There were a number of economic and political changes during the 16th and 17th centuries which prepared the ground for the establishment of the glass industry in Bristol. In 1522 the ‘Society of Merchant Venturers of the City of Bristol’ was incorporated. It grew in power and influence through the 17th century during which the Society revitalised and effectively reorganised itself to allow Bristol’s maritime merchants to take the fullest advantage of the Britain’s developing colonial expansionism. In 1553, English local craft-guilds were transformed into a national institution and both the seven year apprenticeship system and the requirement for workmen to stay with their masters for a statutory number of years was established. During the Seventeenth Century and especially after the English Revolution of 1640-48, there was a political shift. Traditional merchants steadily lost their role in the state’s policy making process. A new breed of land owning and capitalist entrepreneurs were rapidly gaining in influence. Increasingly Parliament became an instrument for the promotion of capitalist profit and of the exploitation of human and natural resources on a world-wide scale. Driven by an expanding world view of trade this new class of entrepreneurship was nowhere more evident than in the country’s second city, Bristol. As Bristol’s trade with the American and the West Indian colonies developed, opportunities for participation in the transatlantic slave trade presented themselves and by 1698, Bristol’s Merchant Venturers had achieved the ‘legal’ right to participate in the ‘business’ of human trafficking.
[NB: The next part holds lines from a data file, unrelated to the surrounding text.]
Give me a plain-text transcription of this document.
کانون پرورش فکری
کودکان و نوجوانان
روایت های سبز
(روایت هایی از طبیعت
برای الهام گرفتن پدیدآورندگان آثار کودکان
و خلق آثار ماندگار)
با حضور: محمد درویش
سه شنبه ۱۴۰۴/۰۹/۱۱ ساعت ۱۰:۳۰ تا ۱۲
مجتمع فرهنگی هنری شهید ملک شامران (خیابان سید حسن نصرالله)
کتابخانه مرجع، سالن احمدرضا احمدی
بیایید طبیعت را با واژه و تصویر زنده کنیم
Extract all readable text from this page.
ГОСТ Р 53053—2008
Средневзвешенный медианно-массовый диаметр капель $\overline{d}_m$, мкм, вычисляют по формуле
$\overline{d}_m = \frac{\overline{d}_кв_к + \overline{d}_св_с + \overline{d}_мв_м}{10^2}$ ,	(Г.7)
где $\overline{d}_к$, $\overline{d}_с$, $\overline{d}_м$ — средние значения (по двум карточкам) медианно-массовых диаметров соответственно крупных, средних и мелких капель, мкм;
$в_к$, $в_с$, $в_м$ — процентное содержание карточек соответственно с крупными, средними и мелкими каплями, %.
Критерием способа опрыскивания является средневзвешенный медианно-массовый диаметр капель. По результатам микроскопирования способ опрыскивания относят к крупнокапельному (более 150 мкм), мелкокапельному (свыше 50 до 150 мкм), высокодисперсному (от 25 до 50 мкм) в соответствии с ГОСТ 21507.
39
During the 18th century, Bristol’s international trade doubled. In 1700, 240 ships arrived from non-British ports while by 1791 this number had increased to 485 of which 185 came from Europe, 161 from Ireland, 76 from the West Indies, 44 from America and 15 from Africa. Bristol was indeed an important British international and colonial port well placed for the export of its glass wares.
As well as the abundant availability of cheap coal on its door step and its strategic position as an important port facing the Atlantic, Bristol had easy access to all the other ingredients necessary for manufacturing glass, not least Money & Markets: Bristol’s merchants were partners in most of the city’s Glasshouses where they provided necessary finance, marketing and distribution skills. Importantly much of their investment capital derived from the trade in slave-grown sugar from America and the Caribbean and this sugar in turn stimulated the growth in the distilling industry which, along with spa water and the more established industries of cider, wine and beer, provided new opportunities for producers of glass bottles. The expansion of colonialism and the resulting affluence both abroad and at home stimulated demand for window glass and expensive drinking glasses. These were boom years which attracted skilled foreign glass workers to Bristol. The new industry developed rapidly and by 1700 the City Corporation had to obtain powers from Parliament to fine those glass makers who were depositing their waste products into the local rivers: Bristol’s Glass Industry had arrived!